Tuesday, August 11, 2015
Consensus communication on early peanut introduction and the prevention of peanut allergy in high-risk infants
While means of measurement and estimates differ, in the past ten to fifteen years the prevalence of peanut allergy may have as much as tripled in countries such as the United States. This translates to nearly 100,000 new cases a year in the United States and United Kingdom. Fleischer et al. highlight emerging evidence that supports early, rather than delayed, peanut introduction in the period of complementary food introduction in infants, including many of those considered to be at high risk for peanut allergy. (J Allergy Clin Immunol 2015; 136(2): 258-261)
In the Learning Early About Peanut Allergy (LEAP) trial, 640 infants between the ages of four and eleven months, who were considered to be at high-risk because of egg allergy and/or severe eczema, were randomized to consume peanut at least 6 grams of peanut protein three times a week or to completely avoid peanut for the first five years of life. Five hundred and forty-two of these infants had a negative skin prick test (SPT) response to peanut at study entry, and ninety-eight of them had a minimally positive SPT response to peanut (1-4 mm; children with a SPT response to peanut of ≥5 mm were presumed peanut-allergic and excluded from the trial.)
In an intention-to-treat analysis, 17.2% of the children in the peanut-avoidance group had food-challenged-proven peanut allergy by the age of five years; 3.2% of the children in the consumption group did by the same age. This corresponds to a 14% absolute risk reduction, a number needed to treat (NNT) of 7.1, and a relative risk reduction of 80%. Overall, the risk of early peanut introduction in this group was low: 7 of the 319 children randomized to the consumption group reacted to peanut at the baseline food challenge, suggesting that peanut food challenges and introduction, even in children with other risk factors or with minimally positive peanut SPT responses, are safe and feasible.
Six children in the consumption group developed peanut allergy during the study, which indicates allergy can still develop despite primary intervention. In addition, this study focused only on infants considered to be at high-risk and did not extend to the general infant population. Still, the study is the first prospective, randomized trial for early peanut intervention, which its results suggest may reduce the risk of peanut allergy in this patient population by as much as 80%.

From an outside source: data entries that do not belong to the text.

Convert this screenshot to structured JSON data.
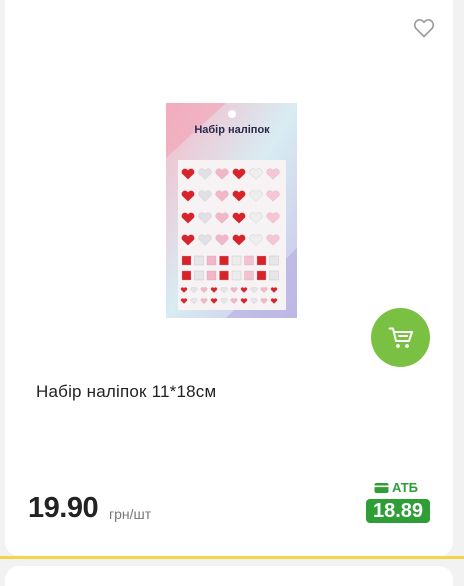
{
  "product": {
    "title": "Набір наліпок 11*18см",
    "image_label": "Набір наліпок",
    "price": "19.90",
    "unit": "грн/шт",
    "promo": {
      "brand": "АТБ",
      "price": "18.89"
    }
  },
  "icons": {
    "favorite": "heart-outline-icon",
    "cart": "cart-icon",
    "wallet": "wallet-icon"
  },
  "colors": {
    "accent_green": "#7ac143",
    "promo_green": "#2f9e36",
    "divider_yellow": "#f5d547"
  }
}
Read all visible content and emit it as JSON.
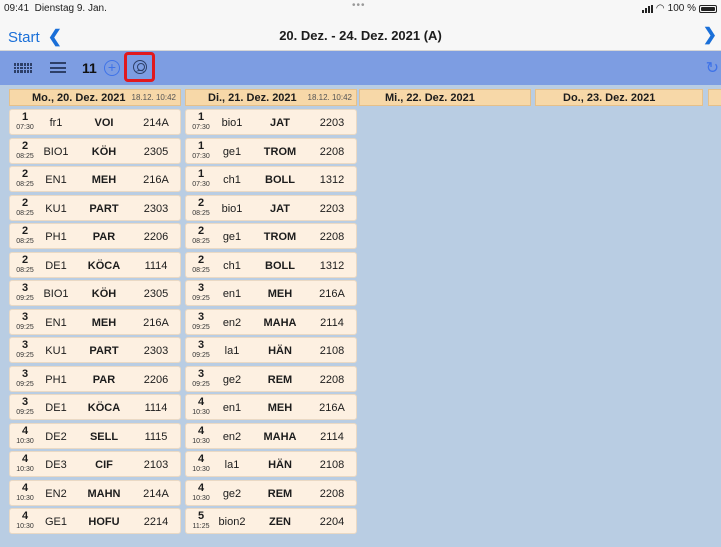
{
  "status": {
    "time": "09:41",
    "date": "Dienstag 9. Jan.",
    "dots": "•••",
    "battery": "100 %"
  },
  "nav": {
    "back_label": "Start",
    "title": "20. Dez. - 24. Dez. 2021 (A)"
  },
  "toolbar": {
    "count": "11"
  },
  "days": [
    {
      "name": "Mo., 20. Dez. 2021",
      "stamp": "18.12. 10:42"
    },
    {
      "name": "Di., 21. Dez. 2021",
      "stamp": "18.12. 10:42"
    },
    {
      "name": "Mi., 22. Dez. 2021",
      "stamp": ""
    },
    {
      "name": "Do., 23. Dez. 2021",
      "stamp": ""
    }
  ],
  "monday": [
    {
      "period": "1",
      "time": "07:30",
      "subject": "fr1",
      "teacher": "VOI",
      "room": "214A"
    },
    {
      "period": "2",
      "time": "08:25",
      "subject": "BIO1",
      "teacher": "KÖH",
      "room": "2305"
    },
    {
      "period": "2",
      "time": "08:25",
      "subject": "EN1",
      "teacher": "MEH",
      "room": "216A"
    },
    {
      "period": "2",
      "time": "08:25",
      "subject": "KU1",
      "teacher": "PART",
      "room": "2303"
    },
    {
      "period": "2",
      "time": "08:25",
      "subject": "PH1",
      "teacher": "PAR",
      "room": "2206"
    },
    {
      "period": "2",
      "time": "08:25",
      "subject": "DE1",
      "teacher": "KÖCA",
      "room": "1114"
    },
    {
      "period": "3",
      "time": "09:25",
      "subject": "BIO1",
      "teacher": "KÖH",
      "room": "2305"
    },
    {
      "period": "3",
      "time": "09:25",
      "subject": "EN1",
      "teacher": "MEH",
      "room": "216A"
    },
    {
      "period": "3",
      "time": "09:25",
      "subject": "KU1",
      "teacher": "PART",
      "room": "2303"
    },
    {
      "period": "3",
      "time": "09:25",
      "subject": "PH1",
      "teacher": "PAR",
      "room": "2206"
    },
    {
      "period": "3",
      "time": "09:25",
      "subject": "DE1",
      "teacher": "KÖCA",
      "room": "1114"
    },
    {
      "period": "4",
      "time": "10:30",
      "subject": "DE2",
      "teacher": "SELL",
      "room": "1115"
    },
    {
      "period": "4",
      "time": "10:30",
      "subject": "DE3",
      "teacher": "CIF",
      "room": "2103"
    },
    {
      "period": "4",
      "time": "10:30",
      "subject": "EN2",
      "teacher": "MAHN",
      "room": "214A"
    },
    {
      "period": "4",
      "time": "10:30",
      "subject": "GE1",
      "teacher": "HOFU",
      "room": "2214"
    }
  ],
  "tuesday": [
    {
      "period": "1",
      "time": "07:30",
      "subject": "bio1",
      "teacher": "JAT",
      "room": "2203"
    },
    {
      "period": "1",
      "time": "07:30",
      "subject": "ge1",
      "teacher": "TROM",
      "room": "2208"
    },
    {
      "period": "1",
      "time": "07:30",
      "subject": "ch1",
      "teacher": "BOLL",
      "room": "1312"
    },
    {
      "period": "2",
      "time": "08:25",
      "subject": "bio1",
      "teacher": "JAT",
      "room": "2203"
    },
    {
      "period": "2",
      "time": "08:25",
      "subject": "ge1",
      "teacher": "TROM",
      "room": "2208"
    },
    {
      "period": "2",
      "time": "08:25",
      "subject": "ch1",
      "teacher": "BOLL",
      "room": "1312"
    },
    {
      "period": "3",
      "time": "09:25",
      "subject": "en1",
      "teacher": "MEH",
      "room": "216A"
    },
    {
      "period": "3",
      "time": "09:25",
      "subject": "en2",
      "teacher": "MAHA",
      "room": "2114"
    },
    {
      "period": "3",
      "time": "09:25",
      "subject": "la1",
      "teacher": "HÄN",
      "room": "2108"
    },
    {
      "period": "3",
      "time": "09:25",
      "subject": "ge2",
      "teacher": "REM",
      "room": "2208"
    },
    {
      "period": "4",
      "time": "10:30",
      "subject": "en1",
      "teacher": "MEH",
      "room": "216A"
    },
    {
      "period": "4",
      "time": "10:30",
      "subject": "en2",
      "teacher": "MAHA",
      "room": "2114"
    },
    {
      "period": "4",
      "time": "10:30",
      "subject": "la1",
      "teacher": "HÄN",
      "room": "2108"
    },
    {
      "period": "4",
      "time": "10:30",
      "subject": "ge2",
      "teacher": "REM",
      "room": "2208"
    },
    {
      "period": "5",
      "time": "11:25",
      "subject": "bion2",
      "teacher": "ZEN",
      "room": "2204"
    }
  ]
}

Existing guidelines from 2013, which recommended not delaying the introduction of any highly allergenic food beyond 4-6 months of age, did not actively recommend peanut introduction between four and six months of age in high-risk infants. Based on the data presented above, the authors suggest the following interim guidelines to aid in clinical decision-making for early peanut introduction. First, providers should recommend the introduction of peanut into the diets of high-risk infants between four and eleven months of age, as an association has been identified between delaying the introduction and the development of peanut allergy. Second, the evaluation by an allergist or appropriately-trained physician can assess the appropriateness of peanut introduction for a given high-risk infant that has severe eczema or egg allergy, and whether possible allergy testing and observed peanut ingestion would be recommended first. Finally, the outcomes of the LEAP regimen do not address the effects of alternative doses of peanut protein, the minimum length of treatment necessary to induce tolerance, or potential risks of premature discontinuation or sporadic feeding of peanut. More specific guidelines are expected later this year from an Expert Panel sponsored by the NIAID.